Abstract 742: Atrial Tachycardia Remodeling of Muscarinic Acetylcholine Receptor Subtypes and Corresponding K+ Currents in Canine Atrial Myocytes
Background: Atrial tachycardia (AT) remodeling of ion channels and acetylcholine-sensitive K+-currents, both constitutely active IKACh and IKACh activated in response to vagal tone, are known to play an important role in atrial fibrillation (AF) pathophysiology. Recent studies indicate the presence in atrial cardiomyocytes of multiple muscarinic acetylcholine-receptor subtypes (mAChRs) that mediate kinetically and biophysically distinct K+-currents: IKM2 (classical IKACh) by the M2 receptor, IKM3 by the M3 receptor and IK4AP by the M4 receptor. The effect of AT on the expression of mAChR subtypes and their associated currents is unknown.

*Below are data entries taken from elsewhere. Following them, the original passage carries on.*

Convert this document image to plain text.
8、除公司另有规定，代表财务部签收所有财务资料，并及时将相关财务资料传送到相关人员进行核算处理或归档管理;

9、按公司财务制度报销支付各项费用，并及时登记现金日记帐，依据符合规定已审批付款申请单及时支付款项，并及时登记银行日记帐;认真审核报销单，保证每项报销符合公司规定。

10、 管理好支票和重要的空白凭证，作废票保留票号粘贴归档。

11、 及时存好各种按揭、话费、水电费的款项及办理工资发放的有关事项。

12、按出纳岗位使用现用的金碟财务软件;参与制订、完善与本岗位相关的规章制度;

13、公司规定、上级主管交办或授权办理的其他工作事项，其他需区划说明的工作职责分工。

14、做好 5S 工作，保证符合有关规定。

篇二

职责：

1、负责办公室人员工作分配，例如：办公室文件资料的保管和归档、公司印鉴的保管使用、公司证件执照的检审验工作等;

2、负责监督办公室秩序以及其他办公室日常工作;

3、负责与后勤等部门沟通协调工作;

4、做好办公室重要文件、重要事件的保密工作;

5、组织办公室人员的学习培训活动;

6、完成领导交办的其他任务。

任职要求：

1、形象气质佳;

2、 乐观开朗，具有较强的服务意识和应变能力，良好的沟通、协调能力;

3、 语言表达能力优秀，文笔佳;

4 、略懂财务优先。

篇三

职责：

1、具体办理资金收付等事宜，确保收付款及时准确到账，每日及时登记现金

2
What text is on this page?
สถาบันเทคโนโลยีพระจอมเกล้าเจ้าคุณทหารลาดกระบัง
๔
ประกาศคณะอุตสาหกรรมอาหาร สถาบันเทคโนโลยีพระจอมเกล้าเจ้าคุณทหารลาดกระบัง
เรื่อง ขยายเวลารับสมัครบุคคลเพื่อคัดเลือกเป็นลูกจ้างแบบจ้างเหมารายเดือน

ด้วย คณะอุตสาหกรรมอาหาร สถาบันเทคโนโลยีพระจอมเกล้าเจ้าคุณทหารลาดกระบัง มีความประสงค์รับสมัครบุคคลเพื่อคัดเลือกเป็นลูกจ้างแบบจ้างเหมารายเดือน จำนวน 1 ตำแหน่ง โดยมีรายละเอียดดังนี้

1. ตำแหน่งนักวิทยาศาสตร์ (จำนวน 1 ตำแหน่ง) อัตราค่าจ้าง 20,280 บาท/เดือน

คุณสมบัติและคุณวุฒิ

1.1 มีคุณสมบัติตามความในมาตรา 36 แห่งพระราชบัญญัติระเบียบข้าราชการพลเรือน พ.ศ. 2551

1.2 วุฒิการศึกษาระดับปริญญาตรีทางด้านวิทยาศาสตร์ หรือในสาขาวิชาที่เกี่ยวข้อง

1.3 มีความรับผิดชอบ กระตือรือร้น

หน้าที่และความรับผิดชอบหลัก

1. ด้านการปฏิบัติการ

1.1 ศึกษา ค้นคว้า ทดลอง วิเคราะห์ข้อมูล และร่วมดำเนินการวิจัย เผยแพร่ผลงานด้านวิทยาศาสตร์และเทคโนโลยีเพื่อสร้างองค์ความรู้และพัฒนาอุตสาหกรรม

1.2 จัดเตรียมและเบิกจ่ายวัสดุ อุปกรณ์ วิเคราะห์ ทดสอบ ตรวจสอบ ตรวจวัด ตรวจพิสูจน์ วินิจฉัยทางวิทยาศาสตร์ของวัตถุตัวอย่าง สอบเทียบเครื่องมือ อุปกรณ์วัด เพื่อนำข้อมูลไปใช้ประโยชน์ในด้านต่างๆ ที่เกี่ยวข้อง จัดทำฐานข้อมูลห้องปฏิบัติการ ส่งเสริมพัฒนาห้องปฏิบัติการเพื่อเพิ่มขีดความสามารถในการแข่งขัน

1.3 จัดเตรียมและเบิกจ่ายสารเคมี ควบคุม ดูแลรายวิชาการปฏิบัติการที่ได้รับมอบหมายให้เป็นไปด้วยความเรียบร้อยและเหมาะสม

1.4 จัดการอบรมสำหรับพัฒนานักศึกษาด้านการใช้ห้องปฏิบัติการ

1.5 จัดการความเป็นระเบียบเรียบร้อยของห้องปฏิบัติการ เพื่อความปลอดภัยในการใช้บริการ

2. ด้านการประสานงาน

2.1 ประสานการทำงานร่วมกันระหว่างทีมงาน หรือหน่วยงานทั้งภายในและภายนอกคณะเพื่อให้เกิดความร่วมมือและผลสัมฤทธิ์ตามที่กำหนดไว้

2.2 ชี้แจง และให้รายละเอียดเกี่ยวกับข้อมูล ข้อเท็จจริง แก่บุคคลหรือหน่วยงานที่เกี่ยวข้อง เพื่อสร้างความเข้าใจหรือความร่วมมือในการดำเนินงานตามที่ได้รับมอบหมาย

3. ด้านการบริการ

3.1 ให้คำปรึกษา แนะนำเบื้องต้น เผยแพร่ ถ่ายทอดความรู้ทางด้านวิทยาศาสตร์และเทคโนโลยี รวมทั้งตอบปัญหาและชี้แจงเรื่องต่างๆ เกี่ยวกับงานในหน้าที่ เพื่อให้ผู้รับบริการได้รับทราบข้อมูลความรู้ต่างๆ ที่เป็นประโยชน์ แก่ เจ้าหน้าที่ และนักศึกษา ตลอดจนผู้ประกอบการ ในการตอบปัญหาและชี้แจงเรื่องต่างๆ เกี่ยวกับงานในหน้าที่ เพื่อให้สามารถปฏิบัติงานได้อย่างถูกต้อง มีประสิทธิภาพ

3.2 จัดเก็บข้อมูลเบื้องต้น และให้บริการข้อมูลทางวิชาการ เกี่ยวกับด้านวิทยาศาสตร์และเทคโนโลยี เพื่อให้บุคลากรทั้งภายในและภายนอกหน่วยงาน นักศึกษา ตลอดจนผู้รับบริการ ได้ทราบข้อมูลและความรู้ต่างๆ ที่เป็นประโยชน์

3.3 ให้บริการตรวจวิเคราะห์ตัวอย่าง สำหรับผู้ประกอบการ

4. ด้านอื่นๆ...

Method: Whole-cell patch clamp was used to study mAChR-coupled K+-currents in single cardiomyocytes from pulmonary veins (PVs) and left atria (LA) of 15 dogs after 7-day AT-pacing (400 bpm), as well as in 15 nonpaced control dogs. IKM2, IKM3 and IK4AP were induced by the agonists 1 μM acetylcholine, 10 mM choline and 1 mM 4-aminopyridine respectively, under appropriate conditions to isolate each current. Western blot was used to quantify mAChR proteins in LA-tissue.
Results: IKM2, IKM3 and IK4AP were all significantly reduced in AT-paced LA and PV cardiomyocytes. Overall results showed (PV and LA changes were equivalent and are therefore grouped for presentation): IKM2 at −100 mV: −9.6±1.8, mean±SEM, pA/pF, in 9 control cells versus −4.4±1.8 pA/pF* in AT-pacing, n=11 cells, *P<0.001; IKM3 at +60 mV: 10.6±0.8 pA/pF control, n=17 cells, versus 5.9±0.5 pA/pF* AT-pacing, n=21 cells; IK4AP at +60 mV: 4.6±0.3 pA/pF control, n=24 cells versus 2.8±0.3 pA/pF* AT-pacing, n=23 cells. Western blot analysis showed that receptor protein expression corresponding to M2, M3 and M4 subtypes (band intensity of target signals normalized to GAPDH bands) was decreased 50%, 49% and 53% respectively (all P<0.05) by AT-pacing. The agonist concentration-response relationships of both IKM3 and IK4AP were unchanged by AT-pacing.
Conclusions: AT produces congruent downregulation of all three mAChR-coupled K+-current subtypes in LA and PVs, along with correspondingly reduced mAChR expression. These changes in cholinergic currents likely contribute to the pathophysiology of AT-induced electrical remodeling.